Still, if you're spending time on a site called the Seattle Review of Books, odds are good you'd enjoy Checked Out. The book is split into two main stories with a few gag strips, all having something to do — at least peripherally — with libraries. The first story is about Fricas's childhood love affair with Lois Lowry's young adult novel A Summer to Die, which she encountered at the library.

In Checked Out, Fricas uses watercolors to great effect: the colors all bleed into each other, simulating the fading effect of memory and the vividness of youth. There's a kind of unsettling paranoia to the way the colors saturate every inch of every page, disrespecting panel borders and turning each page into a closeup of Fricas's psyche.

"I remember being little and looking out the windows of the children's library," Fricas writes, "wondering why the books out there were classified as 'adult.' What could possibly be in them that was different from all the other books I could read? Did they use different kind of words?"

She concludes, "I still don't know the answer to this question."

In Checked Out's second story, an adult Fricas, now a library worker herself, tracks an older patron's descent into infirmity and death through her visits to the library. The older woman, a glamorous lady named Mrs Hirsch, has difficulty taking the stairs. Then she sends her doorman to pick up her books. Then, nothing.

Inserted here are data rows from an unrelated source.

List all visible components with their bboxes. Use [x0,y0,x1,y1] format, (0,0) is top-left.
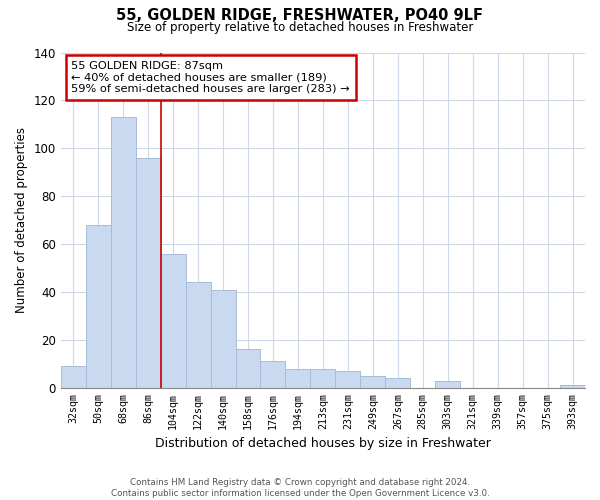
Text: Size of property relative to detached houses in Freshwater: Size of property relative to detached ho… [127,21,473,34]
Bar [310,368,335,388]
Text: 55 GOLDEN RIDGE: 87sqm
← 40% of detached houses are smaller (189)
59% of semi-de: 55 GOLDEN RIDGE: 87sqm ← 40% of detached… [71,61,350,94]
Bar [435,380,460,388]
Text: 55, GOLDEN RIDGE, FRESHWATER, PO40 9LF: 55, GOLDEN RIDGE, FRESHWATER, PO40 9LF [116,8,484,22]
Bar [286,368,310,388]
Bar [260,362,286,388]
Bar [161,254,185,388]
Bar [111,117,136,388]
Bar [361,376,385,388]
Bar [211,290,236,388]
Bar [560,386,585,388]
Bar [136,158,161,388]
X-axis label: Distribution of detached houses by size in Freshwater: Distribution of detached houses by size … [155,437,491,450]
Bar [385,378,410,388]
Bar [86,225,111,388]
Y-axis label: Number of detached properties: Number of detached properties [15,127,28,313]
Bar [61,366,86,388]
Bar [335,371,361,388]
Bar [236,350,260,388]
Text: Contains HM Land Registry data © Crown copyright and database right 2024.
Contai: Contains HM Land Registry data © Crown c… [110,478,490,498]
Bar [185,282,211,388]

That Fricas manages to pack vignettes that stretch from childhood to to death from old age into a single six-dollar minicomic is a feat worth celebrating. But that she's able to do it with a bold and gaudy watercolor style that is at once unsettling and stunning is practically unbelievable. This is a beautiful, thoughtful, vivid memoir told in books. In other words, it's exactly the kind of find that makes an afternoon spent browsing feel wholly worth it, and then some.